Le déclamateur Maimbourg prétend qu’ils se réfugièrent en Hollande, où « il n’y a, dit-il, que la religion catholique qu’on ne tolère pas ». Le déclamateur Maimbourg se trompe sur cet article comme sur bien d’autres. Les catholiques sont si tolérés dans les Provinces-Unies qu’ils y composent le tiers de la nation, et jamais les unitaires ou les sociniens n’y ont eu d’assemblée publique. Cette religion s’est étendue sourdement en Hollande, en Transylvanie, en Silésie, en Pologne, mais surtout en Angleterre. On peut compter, parmi les révolutions de l’esprit humain, que cette religion, qui a dominé dans l’Église à diverses fois pendant trois cent cinquante années depuis Constantin, se soit reproduite dans l’Europe depuis deux siècles, et soit répandue dans tant de provinces sans avoir aujourd’hui de temple en aucun endroit du monde. Il semble qu’on ait craint d’admettre parmi les communions du christianisme une secte qui avait autrefois triomphé si longtemps de toutes les autres communions.

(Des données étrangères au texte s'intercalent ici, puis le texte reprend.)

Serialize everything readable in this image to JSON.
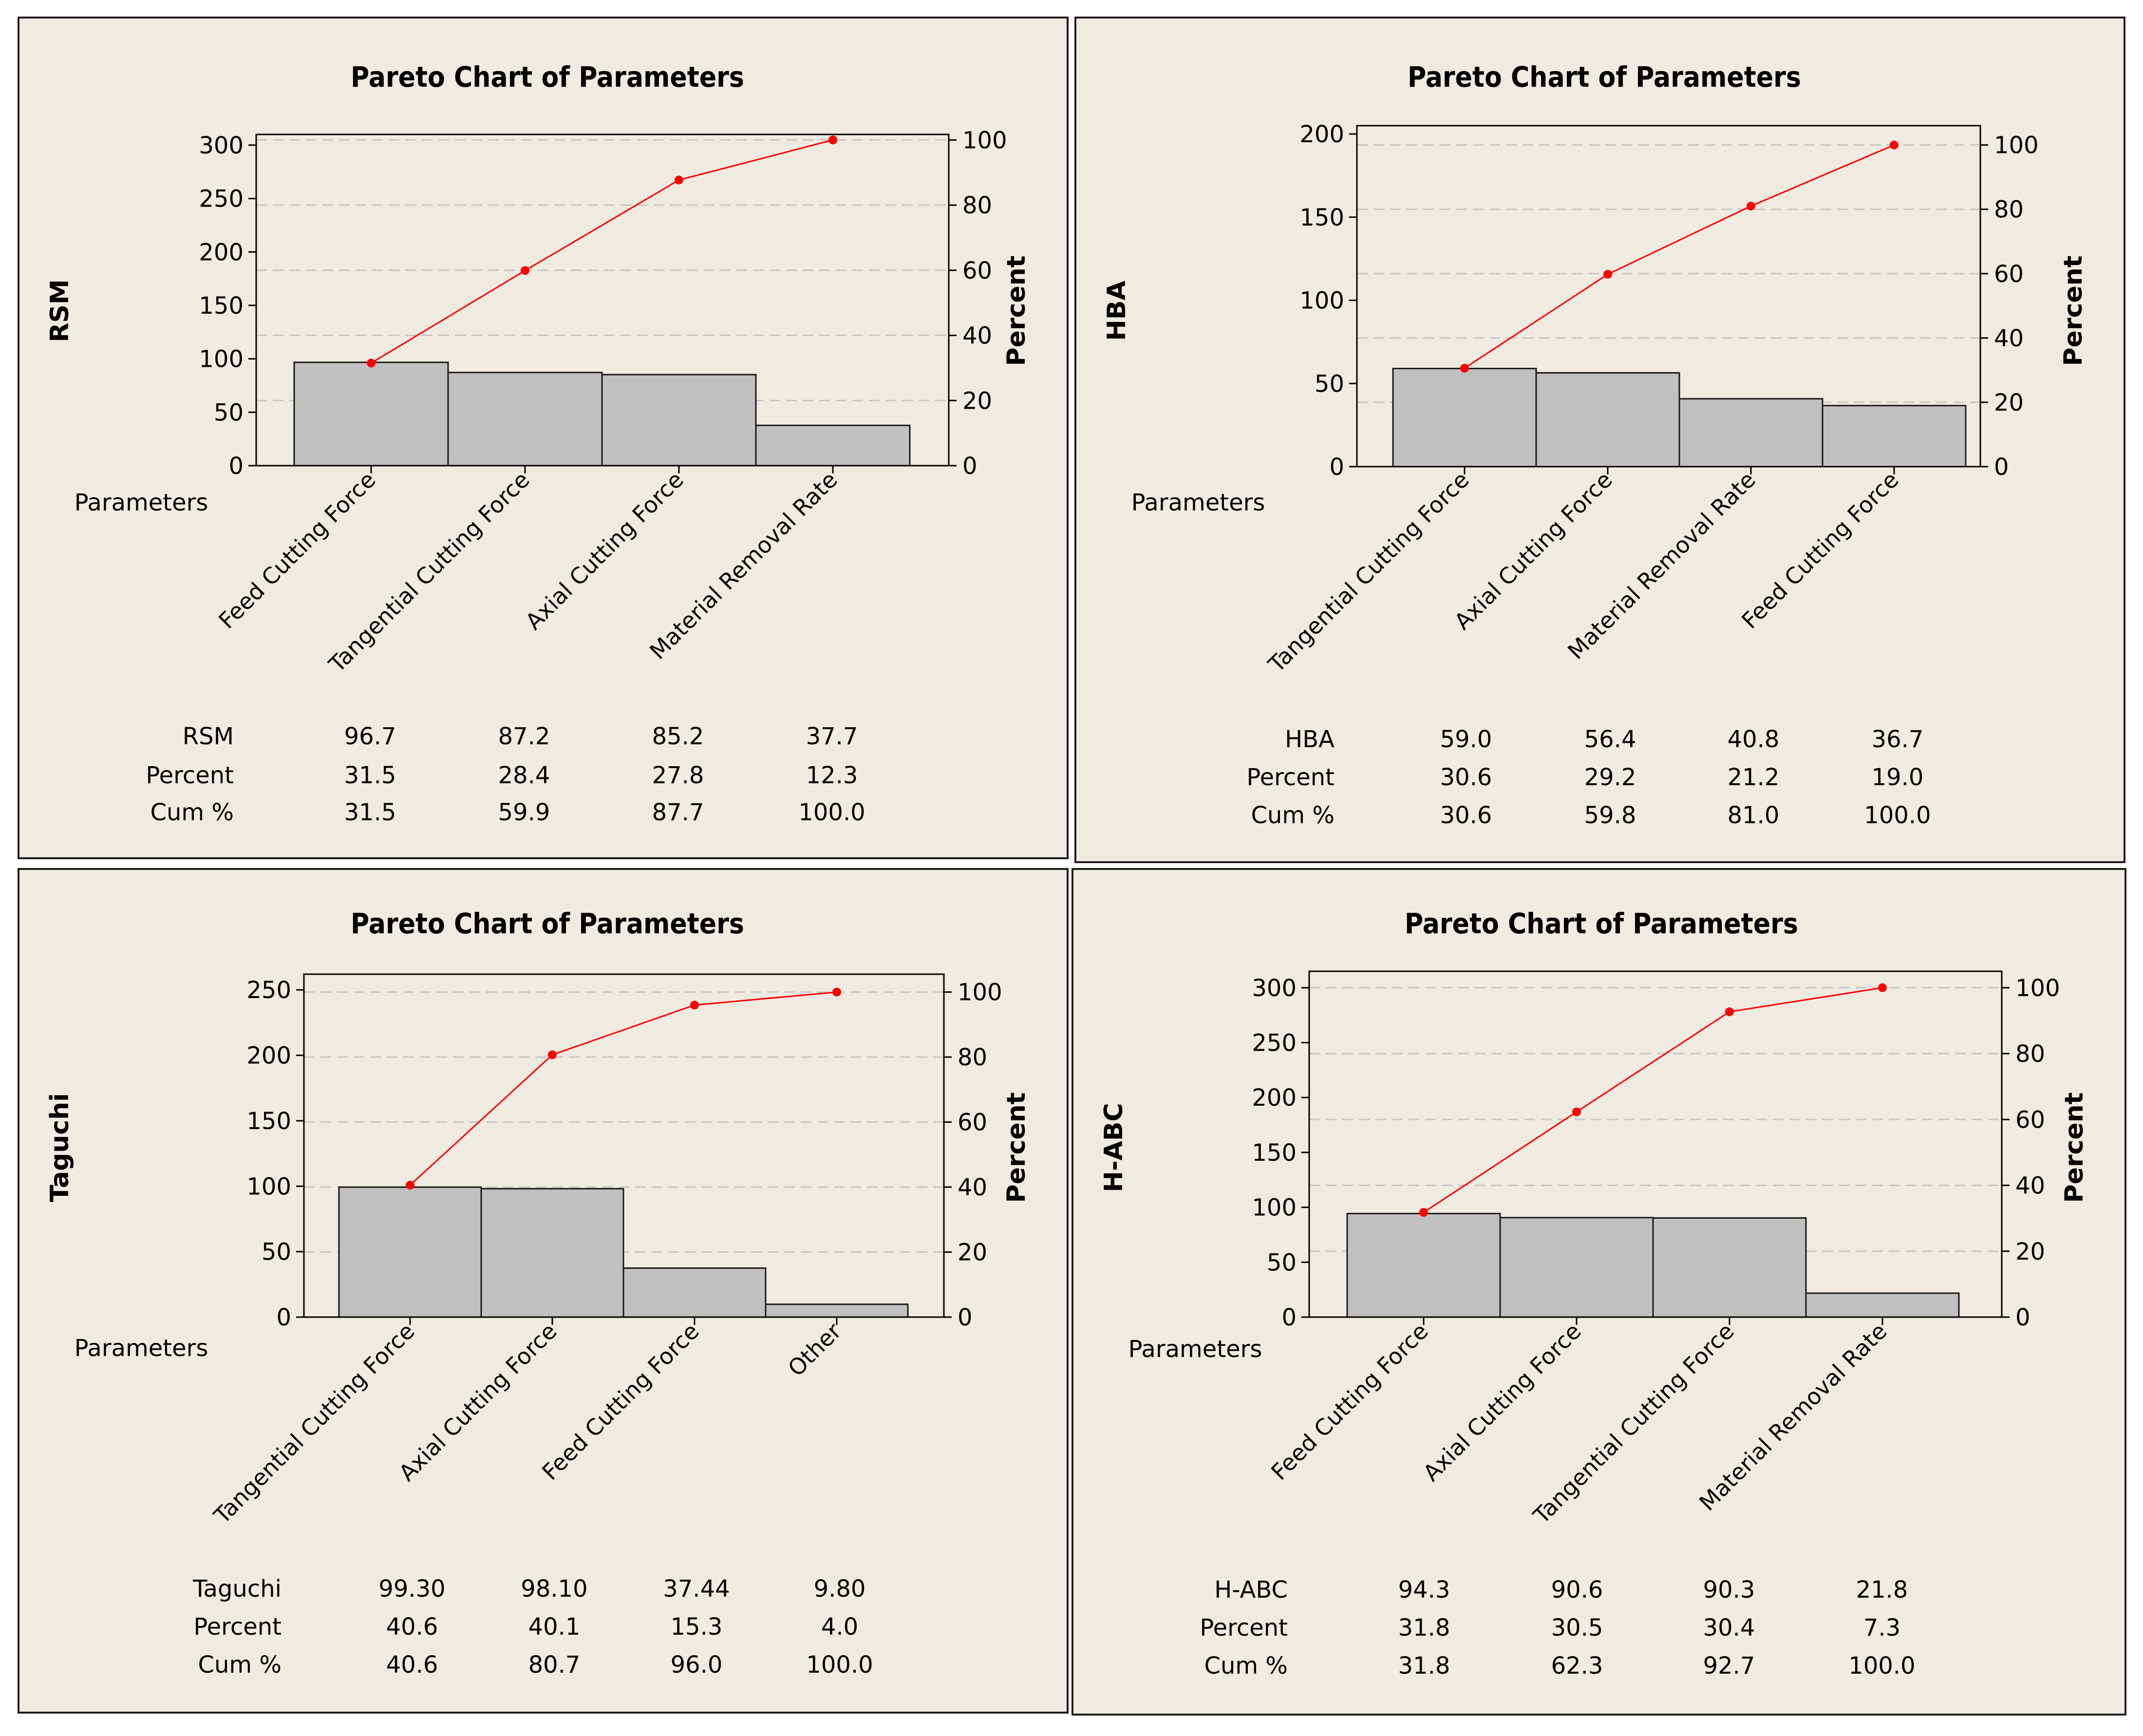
{
  "chart_data": [
    {
      "type": "bar",
      "title": "Pareto Chart of Parameters",
      "ylabel": "RSM",
      "y2label": "Percent",
      "xlabel": "Parameters",
      "ylim": [
        0,
        310
      ],
      "y2lim": [
        0,
        101.7
      ],
      "yticks": [
        0,
        50,
        100,
        150,
        200,
        250,
        300
      ],
      "y2ticks": [
        0,
        20,
        40,
        60,
        80,
        100
      ],
      "categories": [
        "Feed Cutting Force",
        "Tangential Cutting Force",
        "Axial Cutting Force",
        "Material Removal Rate"
      ],
      "values": [
        96.7,
        87.2,
        85.2,
        37.7
      ],
      "percent": [
        31.5,
        28.4,
        27.8,
        12.3
      ],
      "cum_percent": [
        31.5,
        59.9,
        87.7,
        100.0
      ],
      "values_text": [
        "96.7",
        "87.2",
        "85.2",
        "37.7"
      ],
      "percent_text": [
        "31.5",
        "28.4",
        "27.8",
        "12.3"
      ],
      "cum_text": [
        "31.5",
        "59.9",
        "87.7",
        "100.0"
      ],
      "row_labels": [
        "RSM",
        "Percent",
        "Cum %"
      ]
    },
    {
      "type": "bar",
      "title": "Pareto Chart of Parameters",
      "ylabel": "HBA",
      "y2label": "Percent",
      "xlabel": "Parameters",
      "ylim": [
        0,
        205
      ],
      "y2lim": [
        0,
        106
      ],
      "yticks": [
        0,
        50,
        100,
        150,
        200
      ],
      "y2ticks": [
        0,
        20,
        40,
        60,
        80,
        100
      ],
      "categories": [
        "Tangential Cutting Force",
        "Axial Cutting Force",
        "Material Removal Rate",
        "Feed Cutting Force"
      ],
      "values": [
        59.0,
        56.4,
        40.8,
        36.7
      ],
      "percent": [
        30.6,
        29.2,
        21.2,
        19.0
      ],
      "cum_percent": [
        30.6,
        59.8,
        81.0,
        100.0
      ],
      "values_text": [
        "59.0",
        "56.4",
        "40.8",
        "36.7"
      ],
      "percent_text": [
        "30.6",
        "29.2",
        "21.2",
        "19.0"
      ],
      "cum_text": [
        "30.6",
        "59.8",
        "81.0",
        "100.0"
      ],
      "row_labels": [
        "HBA",
        "Percent",
        "Cum %"
      ]
    },
    {
      "type": "bar",
      "title": "Pareto Chart of Parameters",
      "ylabel": "Taguchi",
      "y2label": "Percent",
      "xlabel": "Parameters",
      "ylim": [
        0,
        262
      ],
      "y2lim": [
        0,
        105.5
      ],
      "yticks": [
        0,
        50,
        100,
        150,
        200,
        250
      ],
      "y2ticks": [
        0,
        20,
        40,
        60,
        80,
        100
      ],
      "categories": [
        "Tangential Cutting Force",
        "Axial Cutting Force",
        "Feed Cutting Force",
        "Other"
      ],
      "values": [
        99.3,
        98.1,
        37.44,
        9.8
      ],
      "percent": [
        40.6,
        40.1,
        15.3,
        4.0
      ],
      "cum_percent": [
        40.6,
        80.7,
        96.0,
        100.0
      ],
      "values_text": [
        "99.30",
        "98.10",
        "37.44",
        "9.80"
      ],
      "percent_text": [
        "40.6",
        "40.1",
        "15.3",
        "4.0"
      ],
      "cum_text": [
        "40.6",
        "80.7",
        "96.0",
        "100.0"
      ],
      "row_labels": [
        "Taguchi",
        "Percent",
        "Cum %"
      ]
    },
    {
      "type": "bar",
      "title": "Pareto Chart of Parameters",
      "ylabel": "H-ABC",
      "y2label": "Percent",
      "xlabel": "Parameters",
      "ylim": [
        0,
        315
      ],
      "y2lim": [
        0,
        105
      ],
      "yticks": [
        0,
        50,
        100,
        150,
        200,
        250,
        300
      ],
      "y2ticks": [
        0,
        20,
        40,
        60,
        80,
        100
      ],
      "categories": [
        "Feed Cutting Force",
        "Axial Cutting Force",
        "Tangential Cutting Force",
        "Material Removal Rate"
      ],
      "values": [
        94.3,
        90.6,
        90.3,
        21.8
      ],
      "percent": [
        31.8,
        30.5,
        30.4,
        7.3
      ],
      "cum_percent": [
        31.8,
        62.3,
        92.7,
        100.0
      ],
      "values_text": [
        "94.3",
        "90.6",
        "90.3",
        "21.8"
      ],
      "percent_text": [
        "31.8",
        "30.5",
        "30.4",
        "7.3"
      ],
      "cum_text": [
        "31.8",
        "62.3",
        "92.7",
        "100.0"
      ],
      "row_labels": [
        "H-ABC",
        "Percent",
        "Cum %"
      ]
    }
  ]
}
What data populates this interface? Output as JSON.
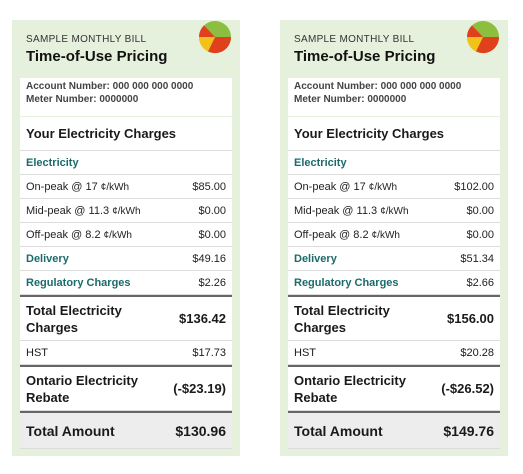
{
  "bills": [
    {
      "sample_label": "SAMPLE MONTHLY BILL",
      "title": "Time-of-Use Pricing",
      "account_number": "Account Number: 000 000 000 0000",
      "meter_number": "Meter Number: 0000000",
      "charges_heading": "Your Electricity Charges",
      "electricity_label": "Electricity",
      "on_peak_label": "On-peak @ 17",
      "on_peak_unit": "¢/kWh",
      "on_peak_value": "$85.00",
      "mid_peak_label": "Mid-peak @ 11.3",
      "mid_peak_unit": "¢/kWh",
      "mid_peak_value": "$0.00",
      "off_peak_label": "Off-peak @ 8.2",
      "off_peak_unit": "¢/kWh",
      "off_peak_value": "$0.00",
      "delivery_label": "Delivery",
      "delivery_value": "$49.16",
      "regulatory_label": "Regulatory Charges",
      "regulatory_value": "$2.26",
      "total_electricity_label": "Total Electricity Charges",
      "total_electricity_value": "$136.42",
      "hst_label": "HST",
      "hst_value": "$17.73",
      "rebate_label": "Ontario Electricity Rebate",
      "rebate_value": "(-$23.19)",
      "total_label": "Total Amount",
      "total_value": "$130.96"
    },
    {
      "sample_label": "SAMPLE MONTHLY BILL",
      "title": "Time-of-Use Pricing",
      "account_number": "Account Number: 000 000 000 0000",
      "meter_number": "Meter Number: 0000000",
      "charges_heading": "Your Electricity Charges",
      "electricity_label": "Electricity",
      "on_peak_label": "On-peak @ 17",
      "on_peak_unit": "¢/kWh",
      "on_peak_value": "$102.00",
      "mid_peak_label": "Mid-peak @ 11.3",
      "mid_peak_unit": "¢/kWh",
      "mid_peak_value": "$0.00",
      "off_peak_label": "Off-peak @ 8.2",
      "off_peak_unit": "¢/kWh",
      "off_peak_value": "$0.00",
      "delivery_label": "Delivery",
      "delivery_value": "$51.34",
      "regulatory_label": "Regulatory Charges",
      "regulatory_value": "$2.66",
      "total_electricity_label": "Total Electricity Charges",
      "total_electricity_value": "$156.00",
      "hst_label": "HST",
      "hst_value": "$20.28",
      "rebate_label": "Ontario Electricity Rebate",
      "rebate_value": "(-$26.52)",
      "total_label": "Total Amount",
      "total_value": "$149.76"
    }
  ],
  "colors": {
    "card_bg": "#e6f1dd",
    "section_teal": "#1b6b6b",
    "pie_green": "#8cbf3f",
    "pie_yellow": "#f2c21a",
    "pie_red": "#e0401c"
  },
  "icons": {
    "pie": "time-of-use-pie-icon"
  }
}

C’est encore une contradiction de l’esprit humain. Qu’importe, en effet, que les chrétiens reconnaissent dans Jésus-Christ un Dieu portion indivisible de Dieu, et pourtant séparée, ou qu’ils révèrent dans lui la première créature de Dieu ? Ces deux systèmes sont également incompréhensibles ; mais les lois de la morale, l’amour de Dieu et celui du prochain, sont également à la portée de tout le monde, également nécessaires.